The Inn at Little Washington is just 70 miles from Washington, D.C., but it feels like a lifetime away. Nestled in the foot of the Shenandoah, this Forbes Travel Guide Five-Star hotel and restaurant are imbued with epicurean delights and the charm of an earlier era. In a recent move that gives the property even more of an 1850s air, The Inn added its latest lodgings, The Parsonage, bringing the total room count to 24 and offering yet another reason to plan a visit to this under-the-radar gem.
Here are five things you need to know about the glorious Victorian addition:
Embrace the grace of an earlier age
Designed in a “Downton-Abbey-meets-modern-glam style, the sage-colored Parsonage — the house gets its name because of its proximity to Trinity Episcopal Church — features accents such as a Moorish-inspired glass-enclosed conservatory; hallways patterned in William Morris tulip-print paper; and a side porch facing an enclosed garden filled with stately oak trees and views of the summer kitchen and smokehouse.

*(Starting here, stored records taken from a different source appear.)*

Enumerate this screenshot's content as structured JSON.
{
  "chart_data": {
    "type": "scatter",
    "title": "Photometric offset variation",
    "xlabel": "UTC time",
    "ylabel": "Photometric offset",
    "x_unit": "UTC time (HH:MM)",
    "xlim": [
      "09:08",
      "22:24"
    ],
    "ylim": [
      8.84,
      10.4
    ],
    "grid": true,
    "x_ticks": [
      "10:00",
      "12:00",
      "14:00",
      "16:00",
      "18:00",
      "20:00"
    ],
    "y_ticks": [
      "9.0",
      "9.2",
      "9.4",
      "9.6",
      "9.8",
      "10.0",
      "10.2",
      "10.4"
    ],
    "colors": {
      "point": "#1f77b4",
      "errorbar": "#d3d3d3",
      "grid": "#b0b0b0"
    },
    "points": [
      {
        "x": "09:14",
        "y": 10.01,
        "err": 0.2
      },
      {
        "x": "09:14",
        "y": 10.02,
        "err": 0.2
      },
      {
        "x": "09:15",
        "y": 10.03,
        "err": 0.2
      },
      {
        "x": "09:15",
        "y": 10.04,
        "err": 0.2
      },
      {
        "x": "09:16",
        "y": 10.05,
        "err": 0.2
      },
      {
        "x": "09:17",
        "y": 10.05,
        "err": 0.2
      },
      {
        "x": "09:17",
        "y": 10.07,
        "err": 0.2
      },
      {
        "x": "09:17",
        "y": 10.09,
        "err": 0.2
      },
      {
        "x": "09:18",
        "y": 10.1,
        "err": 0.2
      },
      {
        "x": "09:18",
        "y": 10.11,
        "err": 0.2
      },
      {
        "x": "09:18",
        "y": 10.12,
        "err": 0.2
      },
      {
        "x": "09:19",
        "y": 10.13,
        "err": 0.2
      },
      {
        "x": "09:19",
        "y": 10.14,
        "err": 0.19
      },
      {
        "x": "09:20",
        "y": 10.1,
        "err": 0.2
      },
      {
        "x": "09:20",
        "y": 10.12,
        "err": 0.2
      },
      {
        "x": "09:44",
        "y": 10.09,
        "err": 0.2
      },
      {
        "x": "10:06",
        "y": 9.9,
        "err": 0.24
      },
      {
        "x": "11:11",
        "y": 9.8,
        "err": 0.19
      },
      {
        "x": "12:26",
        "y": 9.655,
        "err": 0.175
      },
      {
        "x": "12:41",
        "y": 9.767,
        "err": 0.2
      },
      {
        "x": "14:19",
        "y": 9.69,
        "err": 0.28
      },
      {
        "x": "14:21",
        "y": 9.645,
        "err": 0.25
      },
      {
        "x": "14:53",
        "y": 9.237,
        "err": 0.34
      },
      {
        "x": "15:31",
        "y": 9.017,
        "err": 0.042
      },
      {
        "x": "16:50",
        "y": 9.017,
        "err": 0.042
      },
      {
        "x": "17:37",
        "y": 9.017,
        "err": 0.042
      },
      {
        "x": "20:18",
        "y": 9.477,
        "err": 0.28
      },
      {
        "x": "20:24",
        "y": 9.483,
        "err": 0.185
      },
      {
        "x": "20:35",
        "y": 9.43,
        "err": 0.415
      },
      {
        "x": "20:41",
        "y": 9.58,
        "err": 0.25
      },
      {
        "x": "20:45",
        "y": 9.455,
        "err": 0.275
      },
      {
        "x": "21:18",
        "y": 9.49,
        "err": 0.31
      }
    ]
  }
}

While the six rooms are individually decorated with English fabrics and wallpapers, the cottage isn’t totally stuck in the last century. Bathrooms feature Waterworks tiles and fixtures, Carrara marble vanities and Bulgari amenities, and all rooms offer gratis Wi-Fi.
Pick the right room
All of the Parsonage’s accommodations are lovely, but we can’t help but suggest the junior suite for your stay. It offers a massive soaking tub overlooking the peaceful back garden. But in the event that unit is unavailable when you place your reservation, all is well – every room in the new cottage features a fireplace, and rooms at The Inn always come standard with welcome cocktails, afternoon tea, a house breakfast and valet parking.
The Inn boasts a Five-Star restaurant of the same name. Book reservations for chef and property owner Patrick O’Connell’s adored establishment as far as a year in advance to find yourself among notable Washingtonians and honeymooners, birthday celebrators or anniversary-canoodling couples. Know the best part about booking an overnight stay? You’re guaranteed a spot at the dinner table – The Inn assures hotel guests that dinner reservations will be available, even on a same-day basis. Just be aware that The Inn is closed most Tuesdays, and there are extra fees for booking on Sundays, Fridays, Saturdays and any night in May or October.
Hang with the locals
Chef O’Connell donated $150,000 to the beautification of one of the town’s public areas, a former-car-park-turned-town-square with trees and period-style gas lanterns. In exchange, the town named a street after him — can you sense that he’s a rather beloved local figure? Take some time out from your visit to walk around the repurposed area and shop about town. Pop into cute stops such as Wine Loves Chocolate (try the key lime treats!) and R.H. Ballard, a home décor store and gallery where you can often discover local art as well as chic housewares.
Become one with nature, history and wine
One of the best reasons to stay overnight — well, besides the aforementioned dinner promise — is the local scenery. The hotel is just 12 miles from famed Skyline Drive, the National Scenic Byway where you can hike to burn off any unwanted calories. You could plan a trip to close-by Monticello or Montpelier, homes of Thomas Jefferson and James Madison, respectively. You’d also be remiss to skip a day at a local winery; dozens are within a 30-minute drive of The Inn. Close in, though, Rappahannock Cellars is a local favorite while Naked Mountain Winery & Vineyards is must-stop for a souvenir bottle — and its cheeky cork that read “Drink Naked.”